Понятно, что существование нейронов места явно опровергает точку зрения бихевиористов. Однако означает ли оно, что у крыс и других животных имеется сознательное мышление? Не обязательно; нейроны места могут быть частью автоматической и бессознательной системы репрезентаций. Наша способность вызывать перед мысленным взором воспоминания или воображаемые образы, а затем использовать их для размышлений или планирования, может быть, и в самом деле уникальна. Но ведь это кажется нам невероятным, правда? Бессмысленность могла бы существовать как гипотеза, вытекающая из принципа «бритвы Оккама», если бы мы ничего не знали о нашем собственном мышлении. Однако мы о нем знаем, и знаем также, что мы чрезвычайно похожи на животных в любом аспекте, вплоть до нейронов места. Гипотеза о том, что способность ментальной репрезентации внешнего мира вдруг появилась полностью сформированной в момент большого эволюционного перехода от животных к людям (если концепция этих «переходов» вообще имеет смысл), кажется в лучшем случае маловероятной, а в худшем – глубоко высокомерной.
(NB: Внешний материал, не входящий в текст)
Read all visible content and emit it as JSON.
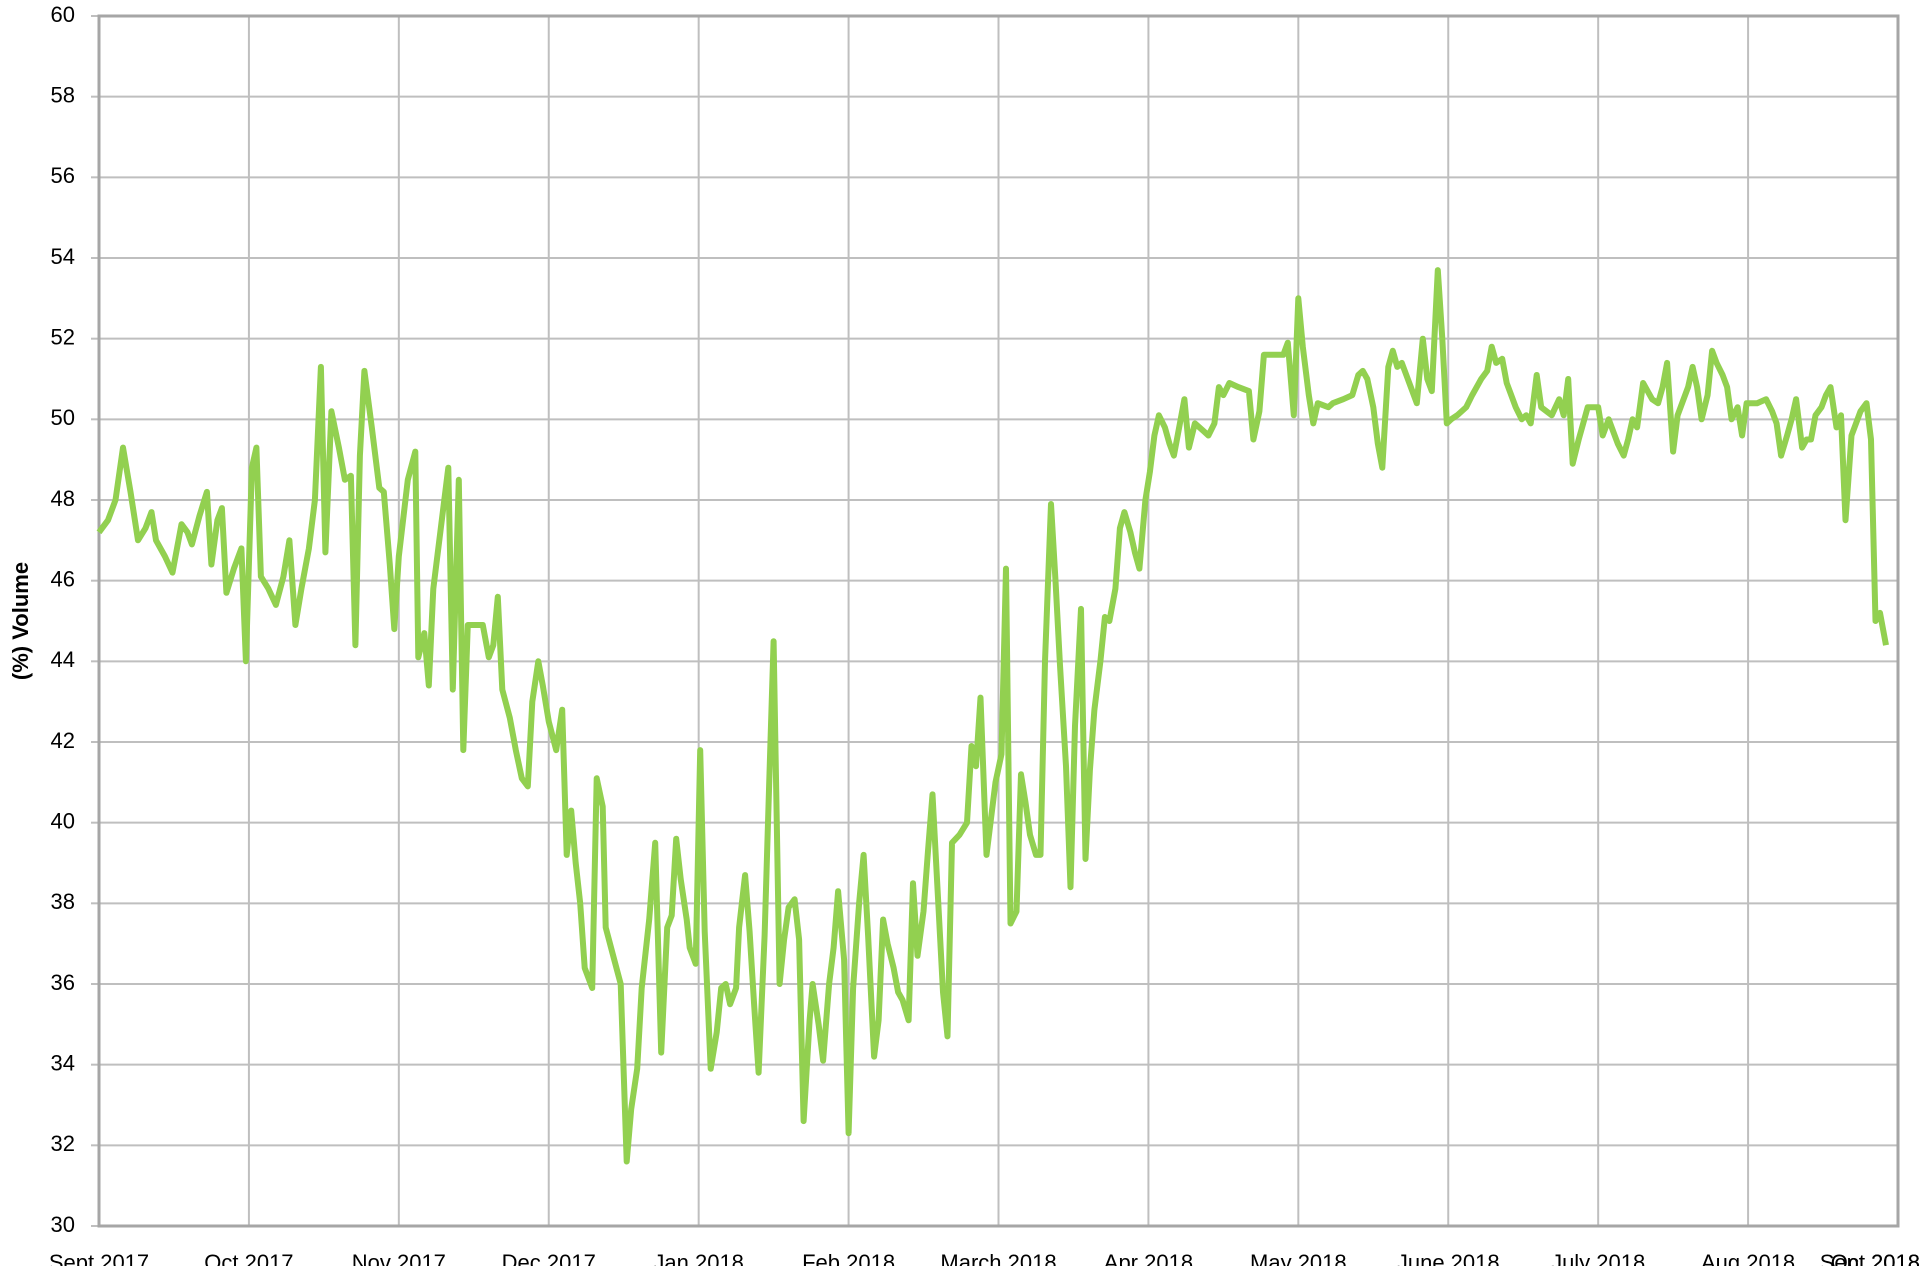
{
  "chart_data": {
    "type": "line",
    "ylabel": "(%) Volume",
    "color": "#92d050",
    "grid": true,
    "xlim": [
      0,
      12
    ],
    "xticks": [
      {
        "value": 0,
        "label": "Sept 2017"
      },
      {
        "value": 1,
        "label": "Oct 2017"
      },
      {
        "value": 2,
        "label": "Nov 2017"
      },
      {
        "value": 3,
        "label": "Dec 2017"
      },
      {
        "value": 4,
        "label": "Jan 2018"
      },
      {
        "value": 5,
        "label": "Feb 2018"
      },
      {
        "value": 6,
        "label": "March 2018"
      },
      {
        "value": 7,
        "label": "Apr 2018"
      },
      {
        "value": 8,
        "label": "May 2018"
      },
      {
        "value": 9,
        "label": "June 2018"
      },
      {
        "value": 10,
        "label": "July 2018"
      },
      {
        "value": 11,
        "label": "Aug 2018"
      },
      {
        "value": 12,
        "label": "Sept 2018"
      },
      {
        "value": 13,
        "label": "Oct 2018"
      }
    ],
    "ylim": [
      30,
      60
    ],
    "yticks": [
      30,
      32,
      34,
      36,
      38,
      40,
      42,
      44,
      46,
      48,
      50,
      52,
      54,
      56,
      58,
      60
    ],
    "x": [
      0,
      0.06,
      0.11,
      0.16,
      0.21,
      0.26,
      0.31,
      0.35,
      0.38,
      0.44,
      0.49,
      0.55,
      0.59,
      0.62,
      0.67,
      0.72,
      0.75,
      0.79,
      0.82,
      0.85,
      0.9,
      0.95,
      0.98,
      1.02,
      1.05,
      1.08,
      1.13,
      1.18,
      1.23,
      1.27,
      1.31,
      1.35,
      1.4,
      1.44,
      1.48,
      1.51,
      1.55,
      1.6,
      1.64,
      1.68,
      1.71,
      1.74,
      1.77,
      1.82,
      1.87,
      1.9,
      1.94,
      1.97,
      2.0,
      2.06,
      2.11,
      2.13,
      2.17,
      2.2,
      2.23,
      2.28,
      2.33,
      2.36,
      2.4,
      2.43,
      2.46,
      2.5,
      2.56,
      2.6,
      2.63,
      2.66,
      2.69,
      2.74,
      2.78,
      2.82,
      2.86,
      2.89,
      2.93,
      2.96,
      3.0,
      3.05,
      3.09,
      3.12,
      3.15,
      3.18,
      3.21,
      3.24,
      3.29,
      3.32,
      3.36,
      3.38,
      3.43,
      3.48,
      3.52,
      3.55,
      3.59,
      3.62,
      3.67,
      3.71,
      3.75,
      3.79,
      3.82,
      3.85,
      3.88,
      3.92,
      3.94,
      3.98,
      4.01,
      4.04,
      4.08,
      4.12,
      4.15,
      4.18,
      4.21,
      4.25,
      4.27,
      4.31,
      4.34,
      4.37,
      4.4,
      4.44,
      4.47,
      4.5,
      4.54,
      4.57,
      4.6,
      4.64,
      4.67,
      4.7,
      4.74,
      4.76,
      4.8,
      4.83,
      4.87,
      4.9,
      4.93,
      4.97,
      5.0,
      5.03,
      5.07,
      5.1,
      5.13,
      5.17,
      5.2,
      5.23,
      5.26,
      5.3,
      5.33,
      5.36,
      5.4,
      5.43,
      5.46,
      5.5,
      5.53,
      5.56,
      5.6,
      5.63,
      5.66,
      5.69,
      5.74,
      5.79,
      5.82,
      5.85,
      5.88,
      5.92,
      5.95,
      5.98,
      6.02,
      6.05,
      6.08,
      6.12,
      6.15,
      6.18,
      6.21,
      6.25,
      6.28,
      6.31,
      6.35,
      6.38,
      6.41,
      6.45,
      6.48,
      6.51,
      6.55,
      6.58,
      6.61,
      6.64,
      6.68,
      6.71,
      6.74,
      6.78,
      6.81,
      6.84,
      6.88,
      6.91,
      6.94,
      6.98,
      7.01,
      7.04,
      7.07,
      7.11,
      7.14,
      7.17,
      7.21,
      7.24,
      7.27,
      7.31,
      7.34,
      7.37,
      7.4,
      7.44,
      7.47,
      7.5,
      7.54,
      7.6,
      7.67,
      7.7,
      7.74,
      7.77,
      7.83,
      7.9,
      7.93,
      7.97,
      8.0,
      8.03,
      8.07,
      8.1,
      8.13,
      8.2,
      8.23,
      8.3,
      8.36,
      8.4,
      8.43,
      8.46,
      8.5,
      8.53,
      8.56,
      8.6,
      8.63,
      8.66,
      8.69,
      8.73,
      8.76,
      8.79,
      8.83,
      8.86,
      8.89,
      8.93,
      8.96,
      8.99,
      9.02,
      9.06,
      9.12,
      9.16,
      9.22,
      9.26,
      9.29,
      9.32,
      9.36,
      9.39,
      9.42,
      9.45,
      9.49,
      9.52,
      9.55,
      9.59,
      9.62,
      9.69,
      9.74,
      9.77,
      9.8,
      9.83,
      9.87,
      9.9,
      9.93,
      10.0,
      10.03,
      10.07,
      10.1,
      10.13,
      10.17,
      10.2,
      10.23,
      10.26,
      10.3,
      10.33,
      10.36,
      10.4,
      10.43,
      10.46,
      10.5,
      10.53,
      10.56,
      10.6,
      10.63,
      10.66,
      10.69,
      10.73,
      10.76,
      10.79,
      10.83,
      10.86,
      10.89,
      10.93,
      10.96,
      10.99,
      11.06,
      11.12,
      11.16,
      11.19,
      11.22,
      11.26,
      11.29,
      11.32,
      11.36,
      11.39,
      11.42,
      11.45,
      11.49,
      11.52,
      11.55,
      11.59,
      11.62,
      11.65,
      11.69,
      11.72,
      11.75,
      11.79,
      11.82,
      11.85,
      11.88,
      11.92
    ],
    "values": [
      47.2,
      47.5,
      48,
      49.3,
      48.2,
      47,
      47.3,
      47.7,
      47,
      46.6,
      46.2,
      47.4,
      47.2,
      46.9,
      47.6,
      48.2,
      46.4,
      47.5,
      47.8,
      45.7,
      46.3,
      46.8,
      44,
      48.8,
      49.3,
      46.1,
      45.8,
      45.4,
      46.1,
      47,
      44.9,
      45.8,
      46.8,
      48,
      51.3,
      46.7,
      50.2,
      49.3,
      48.5,
      48.6,
      44.4,
      49.1,
      51.2,
      49.8,
      48.3,
      48.2,
      46.4,
      44.8,
      46.6,
      48.5,
      49.2,
      44.1,
      44.7,
      43.4,
      45.8,
      47.3,
      48.8,
      43.3,
      48.5,
      41.8,
      44.9,
      44.9,
      44.9,
      44.1,
      44.4,
      45.6,
      43.3,
      42.6,
      41.8,
      41.1,
      40.9,
      43,
      44,
      43.4,
      42.5,
      41.8,
      42.8,
      39.2,
      40.3,
      39,
      38,
      36.4,
      35.9,
      41.1,
      40.4,
      37.4,
      36.7,
      36,
      31.6,
      32.9,
      33.9,
      35.9,
      37.6,
      39.5,
      34.3,
      37.4,
      37.7,
      39.6,
      38.6,
      37.6,
      36.9,
      36.5,
      41.8,
      37.3,
      33.9,
      34.8,
      35.9,
      36,
      35.5,
      35.9,
      37.4,
      38.7,
      37.3,
      35.5,
      33.8,
      37.2,
      40.9,
      44.5,
      36,
      37.1,
      37.9,
      38.1,
      37.1,
      32.6,
      35.1,
      36,
      35,
      34.1,
      36,
      36.9,
      38.3,
      36.6,
      32.3,
      35.9,
      38,
      39.2,
      37.2,
      34.2,
      35.1,
      37.6,
      37,
      36.4,
      35.8,
      35.6,
      35.1,
      38.5,
      36.7,
      37.8,
      39.3,
      40.7,
      37.9,
      35.8,
      34.7,
      39.5,
      39.7,
      40,
      41.9,
      41.4,
      43.1,
      39.2,
      40.1,
      41,
      41.7,
      46.3,
      37.5,
      37.8,
      41.2,
      40.5,
      39.7,
      39.2,
      39.2,
      44,
      47.9,
      46,
      43.9,
      41.4,
      38.4,
      42.4,
      45.3,
      39.1,
      41.3,
      42.8,
      44,
      45.1,
      45,
      45.8,
      47.3,
      47.7,
      47.2,
      46.7,
      46.3,
      48,
      48.7,
      49.6,
      50.1,
      49.8,
      49.4,
      49.1,
      49.9,
      50.5,
      49.3,
      49.9,
      49.8,
      49.7,
      49.6,
      49.9,
      50.8,
      50.6,
      50.9,
      50.8,
      50.7,
      49.5,
      50.2,
      51.6,
      51.6,
      51.6,
      51.9,
      50.1,
      53,
      51.8,
      50.6,
      49.9,
      50.4,
      50.3,
      50.4,
      50.5,
      50.6,
      51.1,
      51.2,
      51,
      50.3,
      49.4,
      48.8,
      51.3,
      51.7,
      51.3,
      51.4,
      51,
      50.7,
      50.4,
      52,
      51,
      50.7,
      53.7,
      52,
      49.9,
      50,
      50.1,
      50.3,
      50.6,
      51,
      51.2,
      51.8,
      51.4,
      51.5,
      50.9,
      50.6,
      50.3,
      50,
      50.1,
      49.9,
      51.1,
      50.3,
      50.1,
      50.5,
      50.1,
      51,
      48.9,
      49.5,
      49.9,
      50.3,
      50.3,
      49.6,
      50,
      49.7,
      49.4,
      49.1,
      49.5,
      50,
      49.8,
      50.9,
      50.7,
      50.5,
      50.4,
      50.8,
      51.4,
      49.2,
      50.1,
      50.4,
      50.8,
      51.3,
      50.8,
      50,
      50.6,
      51.7,
      51.4,
      51.1,
      50.8,
      50,
      50.3,
      49.6,
      50.4,
      50.4,
      50.5,
      50.2,
      49.9,
      49.1,
      49.6,
      50,
      50.5,
      49.3,
      49.5,
      49.5,
      50.1,
      50.3,
      50.6,
      50.8,
      49.8,
      50.1,
      47.5,
      49.6,
      49.9,
      50.2,
      50.4,
      49.5,
      45,
      45.2,
      44.4
    ]
  }
}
Заглянув в мозг животного, мы видим те же вещи, что и в нашем собственном мозге. И это вполне естественно, поскольку мы, в конце концов, тоже всего лишь животные. Пришло время в очередной раз признать, что мы совсем не уникальны. И если у нас есть разум, то он, возможно, есть у других созданий, мозг которых похож на наш собственный. Раскрытие механизмов этого разума будет серьезным вызовом для науки ближайших десятилетий.
Уникальность человека (humaniqueness)Айрин Пепперберг
Научный сотрудник кафедры психологии, Гарвардский университет; адъюнкт-профессор психологии, Брандейский университет; автор книги Alex & Me («Алекс и я»).
Разумеется, человек умеет делать некоторые вещи, на которые не способны другие биологические виды, – мы, например, единственные, кто способен отправить в космос автоматический зонд, чтобы попытаться найти другие формы жизни. Однако столь же справедливо и обратное: другие биологические виды способны на то, что невозможно для нас, и весьма многие виды обладают уникальными способностями. Никакой человек не может уловить изменение температуры на несколько сотых долей градуса, как это умеют делать некоторые виды пресмыкающихся. Человек не способен улавливать запахи (и идти по их следу) с той же точностью, что собака. Дельфины слышат звуки, которые не может слышать наше ухо, и так же, как и летучие мыши, они пользуются природным локатором. Пчелы и многие виды птиц способны видеть в ультрафиолетовой части спектра, а многие птицы ежегодно пролетают тысячи километров, руководствуясь чем-то вроде встроенной системы GPS. Конечно, люди могут и будут изобретать машины для того, чтобы с их помощью делать то, на что способны иные биологические виды, – однако мы все равно должны помнить, что эти способности раньше возникли у них, а не у нас.